June shipments at the Port of Indiana-Burns Harbor were nearly 13 percent higher than the previous year while the year-to-date total was up seven percent.  “The port continues to be a preferred inland hub for large specialty cargoes and the craft brewing industry,” said Port Director Rick Heimann. “The increased popularity of craft brewing has brought multiple shipments of European-made beer tanks to the port in the past two years. We have handled over 40 fermentation tanks, generally in excess of 20,000 gallons apiece, for at least three different breweries in Illinois and Michigan.”

The Port of Cleveland launched the Cleveland-Europe Express liner service last year and that strategic investment has paid dividends for the Port. “International tonnage of steel and project cargo has increased 37 percent compared with this time in 2014,” reported Dave Gutheil, Vice President of Maritime and Logistics.  “The total volume of shipping container traffic has increased by over 300 percent and we are connecting Greater Cleveland to over 30 countries across four continents now,” added Gutheil.  “That is critical for our region to compete in the global economy.”

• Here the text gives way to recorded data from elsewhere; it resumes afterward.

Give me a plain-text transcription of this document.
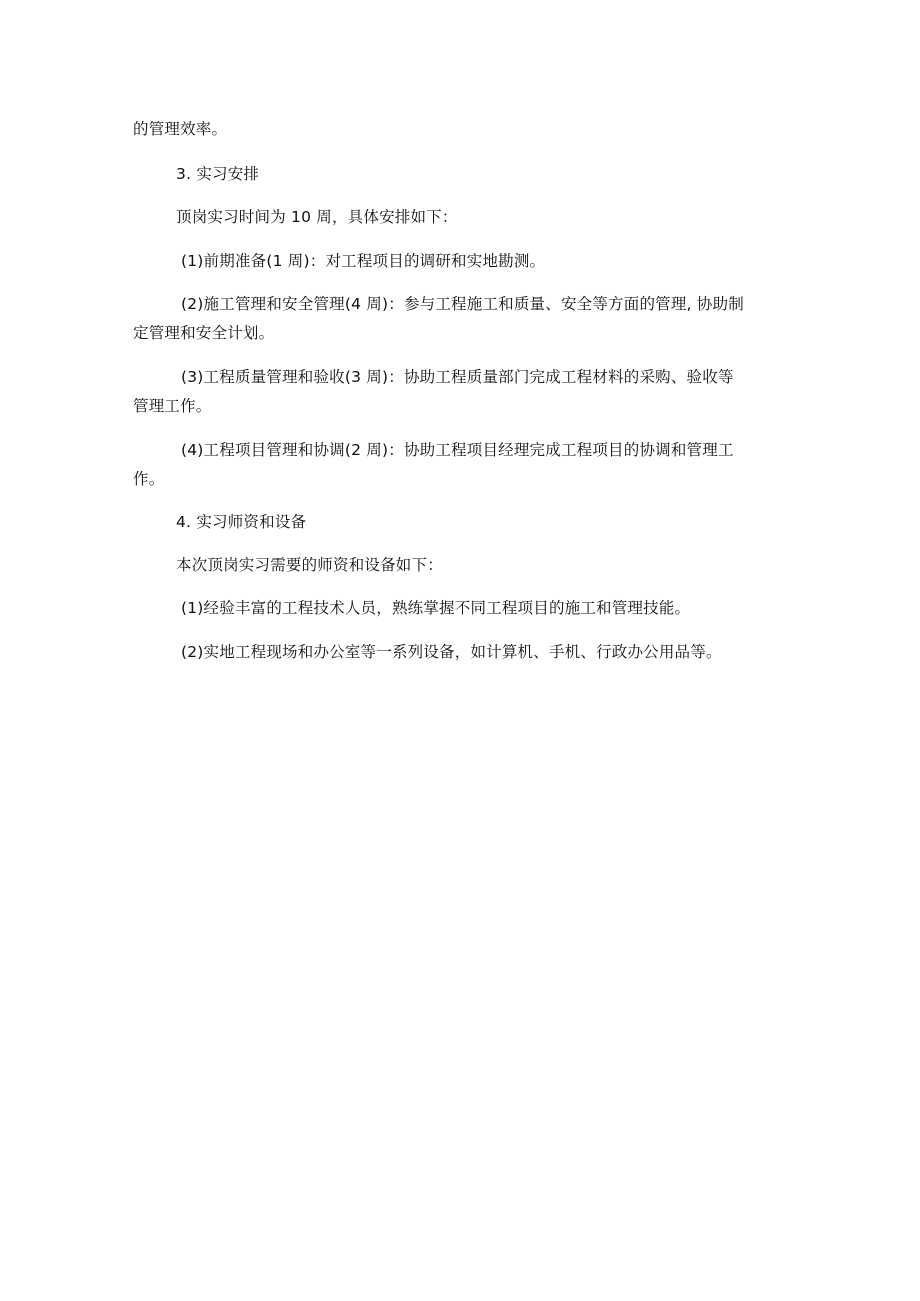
的管理效率。

3. 实习安排

顶岗实习时间为 10 周，具体安排如下：

(1)前期准备(1 周)：对工程项目的调研和实地勘测。

(2)施工管理和安全管理(4 周)：参与工程施工和质量、安全等方面的管理, 协助制

定管理和安全计划。

(3)工程质量管理和验收(3 周)：协助工程质量部门完成工程材料的采购、验收等

管理工作。

(4)工程项目管理和协调(2 周)：协助工程项目经理完成工程项目的协调和管理工

作。

4. 实习师资和设备

本次顶岗实习需要的师资和设备如下：

(1)经验丰富的工程技术人员，熟练掌握不同工程项目的施工和管理技能。

(2)实地工程现场和办公室等一系列设备，如计算机、手机、行政办公用品等。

The Port of Oswego received its second barge of the season carrying another 11,000 metric tons of aluminum on McKeil barges, the bulk going to the local Novelis plant.  “We continue to stay on target for another record year in aluminum shipments,” said Zelko Kirincich, Executive Director & CEO.

“The rate commodities are moving through the Port of Milwaukee is near the strong pace set last year,” said Paul Vornholt, Port Director.  “We have been busy with steel arriving through the Seaway, and that follows last year’s near-record quantities. Cargo expected to move in the coming weeks will continue that trend.”

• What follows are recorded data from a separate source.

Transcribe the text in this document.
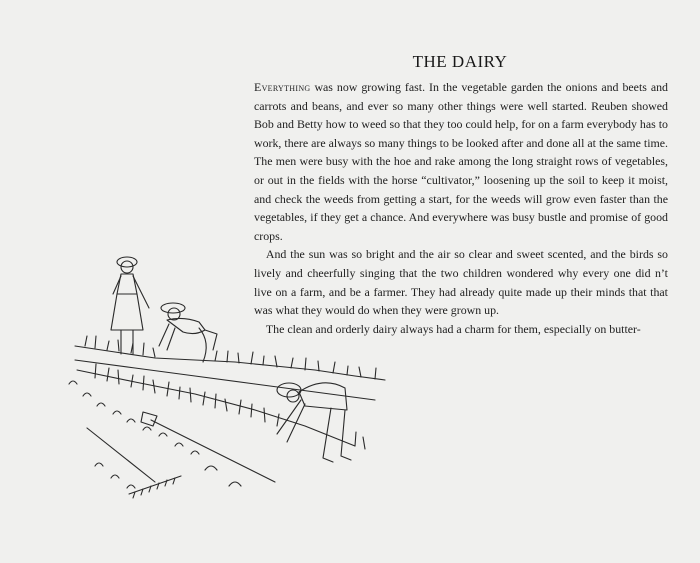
THE DAIRY

Everything was now growing fast. In the vegetable garden the onions and beets and carrots and beans, and ever so many other things were well started. Reuben showed Bob and Betty how to weed so that they too could help, for on a farm everybody has to work, there are always so many things to be looked after and done all at the same time. The men were busy with the hoe and rake among the long straight rows of vegetables, or out in the fields with the horse “cultivator,” loosening up the soil to keep it moist, and check the weeds from getting a start, for the weeds will grow even faster than the vegetables, if they get a chance. And everywhere was busy bustle and promise of good crops.

 And the sun was so bright and the air so clear and sweet scented, and the birds so lively and cheerfully singing that the two children wondered why every one did n’t live on a farm, and be a farmer. They had already quite made up their minds that that was what they would do when they were grown up.

 The clean and orderly dairy always had a charm for them, especially on butter-
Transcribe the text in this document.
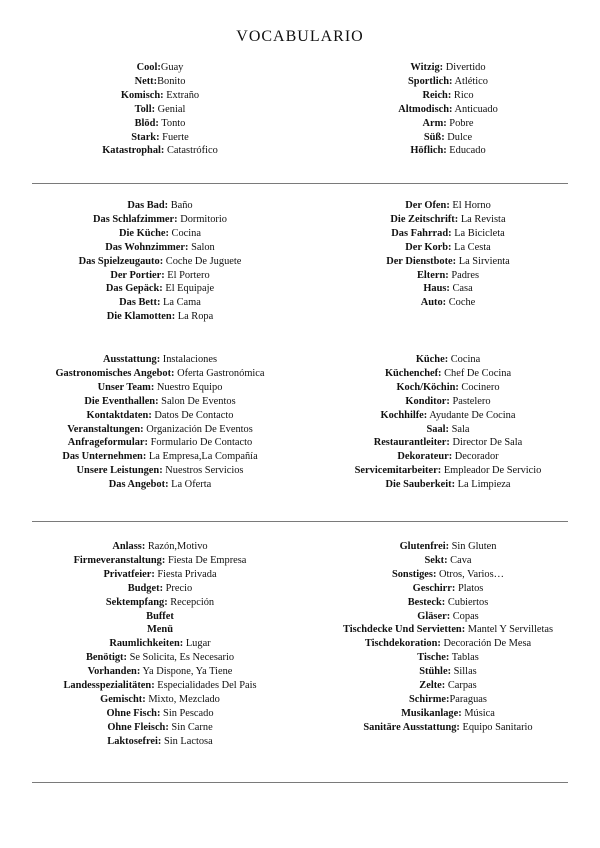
VOCABULARIO
Cool:Guay
Nett:Bonito
Komisch: Extraño
Toll: Genial
Blöd: Tonto
Stark: Fuerte
Katastrophal: Catastrófico
Witzig: Divertido
Sportlich: Atlético
Reich: Rico
Altmodisch: Anticuado
Arm: Pobre
Süß: Dulce
Höflich: Educado
Das Bad: Baño
Das Schlafzimmer: Dormitorio
Die Küche: Cocina
Das Wohnzimmer: Salon
Das Spielzeugauto: Coche De Juguete
Der Portier: El Portero
Das Gepäck: El Equipaje
Das Bett: La Cama
Die Klamotten: La Ropa
Der Ofen: El Horno
Die Zeitschrift: La Revista
Das Fahrrad: La Bicicleta
Der Korb: La Cesta
Der Dienstbote: La Sirvienta
Eltern: Padres
Haus: Casa
Auto: Coche
Ausstattung: Instalaciones
Gastronomisches Angebot: Oferta Gastronómica
Unser Team: Nuestro Equipo
Die Eventhallen: Salon De Eventos
Kontaktdaten: Datos De Contacto
Veranstaltungen: Organización De Eventos
Anfrageformular: Formulario De Contacto
Das Unternehmen: La Empresa,La Compañía
Unsere Leistungen: Nuestros Servicios
Das Angebot: La Oferta
Küche: Cocina
Küchenchef: Chef De Cocina
Koch/Köchin: Cocinero
Konditor: Pastelero
Kochhilfe: Ayudante De Cocina
Saal: Sala
Restaurantleiter: Director De Sala
Dekorateur: Decorador
Servicemitarbeiter: Empleador De Servicio
Die Sauberkeit: La Limpieza
Anlass: Razón,Motivo
Firmeveranstaltung: Fiesta De Empresa
Privatfeier: Fiesta Privada
Budget: Precio
Sektempfang: Recepción
Buffet
Menü
Raumlichkeiten: Lugar
Benötigt: Se Solicita, Es Necesario
Vorhanden: Ya Dispone, Ya Tiene
Landesspezialitäten: Especialidades Del Pais
Gemischt: Mixto, Mezclado
Ohne Fisch: Sin Pescado
Ohne Fleisch: Sin Carne
Laktosefrei: Sin Lactosa
Glutenfrei: Sin Gluten
Sekt: Cava
Sonstiges: Otros, Varios…
Geschirr: Platos
Besteck: Cubiertos
Gläser: Copas
Tischdecke Und Servietten: Mantel Y Servilletas
Tischdekoration: Decoración De Mesa
Tische: Tablas
Stühle: Sillas
Zelte: Carpas
Schirme:Paraguas
Musikanlage: Música
Sanitäre Ausstattung: Equipo Sanitario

The St. Lawrence Seaway reported that year-to-date total cargo shipments for the period April 2 to June 30 were 10.4 million metric tons, down 8.4 percent over the same period in 2014.  U.S. grain shipments were up by 17 percent in June over last year.  The dry bulk category was up by 7.5 percent over 2014 with stone and potash in the positive column, at 24 and 179 percent respectively.  The general cargo category was up nearly 1 percent. Iron ore and coal – usually solid performers – were both down in June by 12 and 33 percent respectively.  The liquid bulk category posted a downturn of 7 percent to 957 metric tons.